Lewis Gregory was quite simply unplayable demonstrating exemplary control and some clever variations after an initial spell of 4-8 he returned to take the ninth wicket and finish with 5-18. He was well supported by Craig Overton and Jack Brooks both bagging a brace.
Resuming on 171-7 and it was widely believed needing to add at least another 50 Somerset were quickly reduced to 181-9 when Mitch Claydon removed Craig Overton for the addition of only a single to his overnight total and Josh Davey for 2, a lead of 143. Both accounted for by balls that would have troubled more senior batsmen.
Enter Jack Brooks, bristling with intent and perhaps still smarting from his profligate debut bowling performance.
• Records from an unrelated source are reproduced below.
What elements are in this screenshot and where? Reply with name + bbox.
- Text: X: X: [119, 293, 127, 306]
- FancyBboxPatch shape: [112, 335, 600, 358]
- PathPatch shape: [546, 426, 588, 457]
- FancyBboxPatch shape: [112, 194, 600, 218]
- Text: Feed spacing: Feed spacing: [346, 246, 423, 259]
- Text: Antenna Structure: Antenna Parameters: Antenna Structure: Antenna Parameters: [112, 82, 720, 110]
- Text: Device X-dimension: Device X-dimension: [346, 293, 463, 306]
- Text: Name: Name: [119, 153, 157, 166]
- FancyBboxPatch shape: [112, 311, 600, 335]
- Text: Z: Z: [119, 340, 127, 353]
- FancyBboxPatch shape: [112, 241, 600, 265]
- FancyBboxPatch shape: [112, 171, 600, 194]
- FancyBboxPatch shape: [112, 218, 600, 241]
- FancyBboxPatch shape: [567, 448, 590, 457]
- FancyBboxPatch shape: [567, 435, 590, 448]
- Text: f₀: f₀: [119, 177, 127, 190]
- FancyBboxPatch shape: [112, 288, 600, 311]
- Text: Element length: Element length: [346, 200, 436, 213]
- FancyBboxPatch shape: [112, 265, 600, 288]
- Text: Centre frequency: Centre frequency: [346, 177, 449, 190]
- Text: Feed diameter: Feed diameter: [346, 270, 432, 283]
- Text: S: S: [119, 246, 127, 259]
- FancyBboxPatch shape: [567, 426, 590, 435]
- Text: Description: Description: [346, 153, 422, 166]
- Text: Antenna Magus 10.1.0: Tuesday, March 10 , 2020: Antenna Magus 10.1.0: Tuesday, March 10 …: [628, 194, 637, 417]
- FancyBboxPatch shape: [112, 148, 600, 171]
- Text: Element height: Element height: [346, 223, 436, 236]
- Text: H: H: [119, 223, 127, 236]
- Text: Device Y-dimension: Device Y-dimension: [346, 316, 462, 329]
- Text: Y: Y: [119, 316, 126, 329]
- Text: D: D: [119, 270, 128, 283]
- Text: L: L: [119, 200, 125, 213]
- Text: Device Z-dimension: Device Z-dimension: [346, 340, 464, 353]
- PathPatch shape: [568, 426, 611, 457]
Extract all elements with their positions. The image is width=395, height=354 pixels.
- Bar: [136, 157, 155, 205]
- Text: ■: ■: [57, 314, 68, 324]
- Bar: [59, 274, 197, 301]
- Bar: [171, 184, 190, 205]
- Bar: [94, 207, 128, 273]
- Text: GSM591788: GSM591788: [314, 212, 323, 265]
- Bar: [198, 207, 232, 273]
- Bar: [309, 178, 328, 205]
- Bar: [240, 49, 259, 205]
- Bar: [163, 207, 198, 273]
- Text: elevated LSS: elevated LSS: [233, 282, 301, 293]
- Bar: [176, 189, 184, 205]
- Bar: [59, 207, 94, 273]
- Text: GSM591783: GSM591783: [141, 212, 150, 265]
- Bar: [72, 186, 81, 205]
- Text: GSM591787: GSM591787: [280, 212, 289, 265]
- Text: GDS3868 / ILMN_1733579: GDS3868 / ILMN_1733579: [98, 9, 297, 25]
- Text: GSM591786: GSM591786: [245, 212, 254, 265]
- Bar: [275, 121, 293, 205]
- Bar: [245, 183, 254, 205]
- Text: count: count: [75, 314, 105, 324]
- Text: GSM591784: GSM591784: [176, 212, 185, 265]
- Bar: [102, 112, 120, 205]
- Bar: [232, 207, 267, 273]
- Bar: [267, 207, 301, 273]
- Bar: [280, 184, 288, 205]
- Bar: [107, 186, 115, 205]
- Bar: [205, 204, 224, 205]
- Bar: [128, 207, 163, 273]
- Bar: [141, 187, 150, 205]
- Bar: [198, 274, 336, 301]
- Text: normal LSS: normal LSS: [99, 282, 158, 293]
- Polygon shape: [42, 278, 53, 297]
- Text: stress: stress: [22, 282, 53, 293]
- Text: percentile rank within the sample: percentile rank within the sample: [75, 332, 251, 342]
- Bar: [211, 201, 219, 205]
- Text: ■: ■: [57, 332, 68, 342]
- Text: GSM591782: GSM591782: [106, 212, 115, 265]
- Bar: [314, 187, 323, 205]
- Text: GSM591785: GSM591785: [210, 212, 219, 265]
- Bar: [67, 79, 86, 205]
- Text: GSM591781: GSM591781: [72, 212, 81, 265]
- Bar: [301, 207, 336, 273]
Whatever his motivation Brooks helped George Bartlett add 62 in just under 10 overs and allowing George to become the first batsman in the match to pass 50. Brooks would have enjoyed his 6 during his unbeaten 35 and will no doubt be telling everyone in the dressing room that in his career for Somerset he has accumulated 40 without being dismissed compared with Tres and Hildreth’s combined 44-4!
By the time Bartlett was dismissed lbw by Darren Stevens aiming something injudicious to Darren Stevens the pair had increased Somerset’s advantage to 205, a pretty remarkable recovery from the depths of 17-3, 32-4 and 111-7.
Somerset take 19 points to go second in the table behind Hampshire who completed a maximum point victory over Essex earlier in the day.